US markets reacted positively, with the S&P 500 posting its best last day gain since 1974, and helping the US to a 13% gain for the year. But even that lagged the 20%+ returns of Germany, Japan and Hong Kong, and some analysts said the rise owed much to short covering rather than “real activity”.
Didier Saint Georges (pictured), a member of the Investment Committee at Paris-based Carmignac Gestion said Republican and Democrat representatives “have been wise enough to avoid the worst”. “Republicans blinked first, as was to be expected following the result of the Presidential elections.
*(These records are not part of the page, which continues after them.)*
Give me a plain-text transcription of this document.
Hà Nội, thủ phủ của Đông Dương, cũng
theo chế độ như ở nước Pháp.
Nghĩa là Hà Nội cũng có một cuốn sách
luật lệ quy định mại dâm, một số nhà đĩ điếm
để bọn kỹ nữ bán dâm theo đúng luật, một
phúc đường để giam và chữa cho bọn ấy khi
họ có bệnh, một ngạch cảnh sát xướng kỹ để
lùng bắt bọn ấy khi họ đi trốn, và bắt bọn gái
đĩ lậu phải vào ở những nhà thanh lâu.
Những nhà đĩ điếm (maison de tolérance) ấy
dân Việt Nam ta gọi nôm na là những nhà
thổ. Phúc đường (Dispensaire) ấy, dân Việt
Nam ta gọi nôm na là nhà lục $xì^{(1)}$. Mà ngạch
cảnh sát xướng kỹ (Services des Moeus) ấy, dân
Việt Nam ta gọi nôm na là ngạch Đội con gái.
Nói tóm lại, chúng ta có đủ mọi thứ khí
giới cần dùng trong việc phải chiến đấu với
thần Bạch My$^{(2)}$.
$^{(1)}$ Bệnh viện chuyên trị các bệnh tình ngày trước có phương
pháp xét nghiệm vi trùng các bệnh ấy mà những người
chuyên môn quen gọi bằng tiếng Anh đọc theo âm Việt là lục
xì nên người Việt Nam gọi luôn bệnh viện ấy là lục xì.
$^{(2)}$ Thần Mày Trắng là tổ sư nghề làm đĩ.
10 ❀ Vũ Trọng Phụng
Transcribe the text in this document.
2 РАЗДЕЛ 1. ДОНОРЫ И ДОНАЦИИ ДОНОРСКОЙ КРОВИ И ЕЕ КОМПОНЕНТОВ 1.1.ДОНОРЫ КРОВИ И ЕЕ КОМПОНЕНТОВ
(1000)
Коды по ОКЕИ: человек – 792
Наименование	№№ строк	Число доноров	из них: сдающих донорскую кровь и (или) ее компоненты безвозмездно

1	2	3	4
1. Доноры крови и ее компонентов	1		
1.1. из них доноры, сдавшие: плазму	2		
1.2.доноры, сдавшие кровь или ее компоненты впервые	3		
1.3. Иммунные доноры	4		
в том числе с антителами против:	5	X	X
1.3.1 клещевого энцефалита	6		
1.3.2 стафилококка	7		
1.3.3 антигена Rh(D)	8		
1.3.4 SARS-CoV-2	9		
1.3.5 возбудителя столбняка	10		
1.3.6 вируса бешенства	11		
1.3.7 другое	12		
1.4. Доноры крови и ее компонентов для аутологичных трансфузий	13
It is therefore fair to witness a relief rally in the markets.”
Mouhammed Choukeir, CIO at Kleinwort Benson, said reading beyond the congratulatory headlines is “depressing”. Of the three key issues – tax increases, spending cuts and the debt ceiling – policymakers have tackled just one: tax increases, he said.
Tom Becket, CIO Psigma Investment Management said the final 89 to 8 vote to pass the measures “hid a lot of pain”. “We would argue the damage had already been done and the pathetic and irresponsible horse-trading over the agreement once again showed US politicians in a very bad light…”
The biggest surprise about the deal was the strength of Republican support, despite previous pledges by many to never vote for a tax increase, according to Dan Morris, global strategist at J.P. Morgan Asset Management. “This bodes well for the upcoming debate about spending cuts, the other half of the fiscal equation.”
But Richard Lewis, head of Global Equities at Fidelity Worldwide Investment said the compromise was “deeply unimpressive”. “The issues of the debt ceiling and spending cuts have been left for another day, actually just a few weeks away, when all this partisanship will make headlines once again.” He expects little relief from the “Washington shenanigans” unless there is serious weakness in the dollar.
The drama managed to eclipse temporarily Europe’s ongoing debt crisis, and avoided technically tipping the US back into recession, with adverse consequences for other markets. Many analysts were always confident that a deal would eventually be done, despite the grandstanding.
Mike Turner, head of Global Strategy and Asset Allocation at Aberdeen Asset Management said the longer term question is still about levels of government spending. “The US deficit remains too high…Until a long term plan is agreed which reduces the annual budget deficit to less than 3% of GDP, investors are likely to remain nervous.”